Malignant mesothelioma is the most serious of all asbestos-related diseases. Exposure to asbestos is the primary cause and risk factor for mesothelioma.
Making a correct mesothelioma diagnosis is particularly difficult for doctors because the disease often presents with symptoms that mimic other common ailments. There is currently no known cure for mesothelioma, but treatments such as surgery and chemotherapy can help to improve the typical mesothelioma prognosis and even increase one's life expectancy.
Three major types of mesothelioma exist and they are differentiated by the organs primarily affected. Pleural mesothelioma (affecting the lung’s protective lining in the chest cavity) represents about three-quarters of all mesothelioma incidence. Peritoneal mesothelioma, which affects the abdominal cavity, and pericardial mesothelioma, which affects the cardiac cavity, comprise the remainder.
There are three recognized mesothelioma cell types. Between 50% and 70% of all mesotheliomas are of the epithelial variety. While prognosis is generally poor, it is considered less aggressive than sarcomatoid mesothelioma and biphasic mesothelioma, which comprise the remainder of cell-type diagnoses.
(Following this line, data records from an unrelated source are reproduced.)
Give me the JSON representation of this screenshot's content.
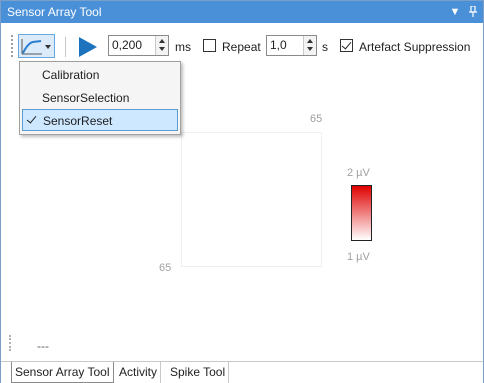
{
  "window": {
    "title": "Sensor Array Tool",
    "titlebar_color": "#4a90d9",
    "buttons": [
      {
        "name": "dropdown",
        "glyph": "▾"
      },
      {
        "name": "pin",
        "glyph": "⊥"
      }
    ]
  },
  "toolbar": {
    "mode_icon": "curve-icon",
    "delay_value": "0,200",
    "delay_unit": "ms",
    "repeat_label": "Repeat",
    "repeat_checked": false,
    "repeat_value": "1,0",
    "repeat_unit": "s",
    "artefact_label": "Artefact Suppression",
    "artefact_checked": true,
    "play_color": "#1e73be"
  },
  "menu": {
    "items": [
      {
        "label": "Calibration",
        "checked": false
      },
      {
        "label": "SensorSelection",
        "checked": false
      },
      {
        "label": "SensorReset",
        "checked": true
      }
    ]
  },
  "plot": {
    "top_tick": "65",
    "left_tick": "65",
    "colorbar_max": "2 µV",
    "colorbar_min": "1 µV",
    "colorbar_top_color": "#e00000",
    "colorbar_bottom_color": "#ffffff"
  },
  "status": {
    "text": "---"
  },
  "tabs": [
    {
      "label": "Sensor Array Tool",
      "active": true
    },
    {
      "label": "Activity",
      "active": false
    },
    {
      "label": "Spike Tool",
      "active": false
    }
  ]
}
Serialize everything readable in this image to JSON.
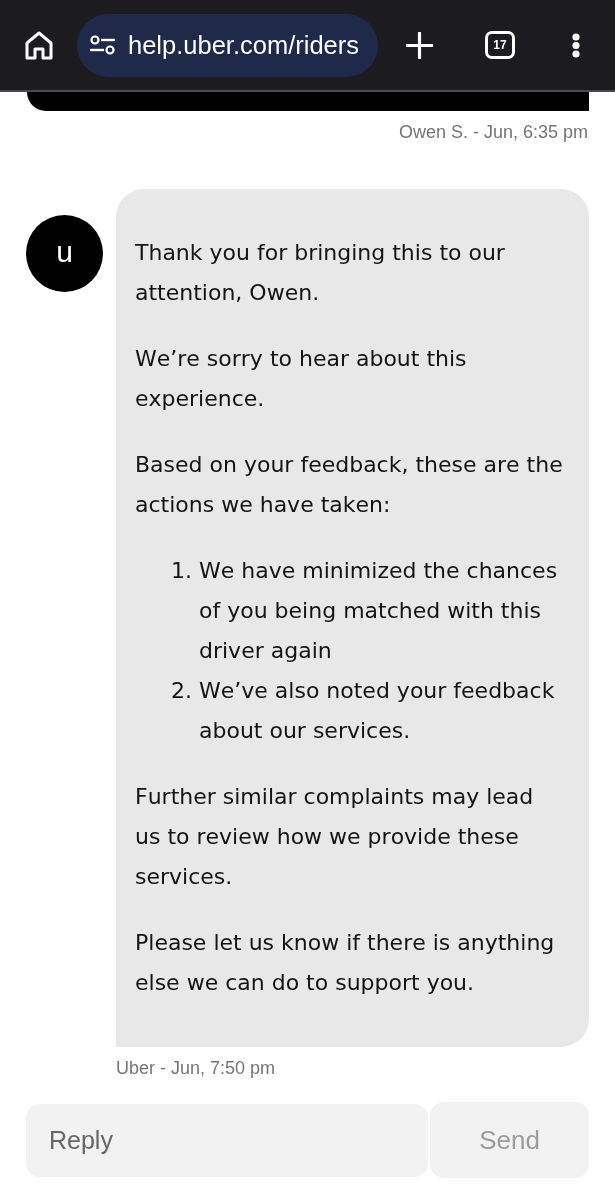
{
  "browser_bar": {
    "url": "help.uber.com/riders",
    "tab_count": "17"
  },
  "messages": [
    {
      "kind": "outgoing",
      "meta": "Owen S. - Jun, 6:35 pm"
    },
    {
      "kind": "incoming",
      "avatar_letter": "u",
      "blocks": [
        {
          "kind": "paragraph",
          "text": "Thank you for bringing this to our attention, Owen."
        },
        {
          "kind": "paragraph",
          "text": "We’re sorry to hear about this experience."
        },
        {
          "kind": "paragraph",
          "text": "Based on your feedback, these are the actions we have taken:"
        },
        {
          "kind": "list",
          "items": [
            {
              "number": "1.",
              "text": "We have minimized the chances of you being matched with this driver again"
            },
            {
              "number": "2.",
              "text": "We’ve also noted your feedback about our services."
            }
          ]
        },
        {
          "kind": "paragraph",
          "text": "Further similar complaints may lead us to review how we provide these services."
        },
        {
          "kind": "paragraph",
          "text": "Please let us know if there is anything else we can do to support you."
        }
      ],
      "meta": "Uber - Jun, 7:50 pm"
    }
  ],
  "composer": {
    "placeholder": "Reply",
    "send": {
      "label": "Send",
      "disabled": true
    }
  }
}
The cavities within the body encompassing the chest, abdomen, and heart are surrounded by a membrane of cells known as the mesothelium. Mesothelial cells assist in general organ functions. The mesothelium is particularly important to organs that are commonly in motion, such as expansion or contraction of the lungs, stomach, or heart. Lubrication from the mesothelial cells allows free range of motion within the body. The mesothelium of the chest, abdomen, and cardiac cavity are called the pleura, the peritoneum, and the pericardium, respectively. Each of these groupings of mesothelial cells is extremely critical to the functions of the body structures which they encompass.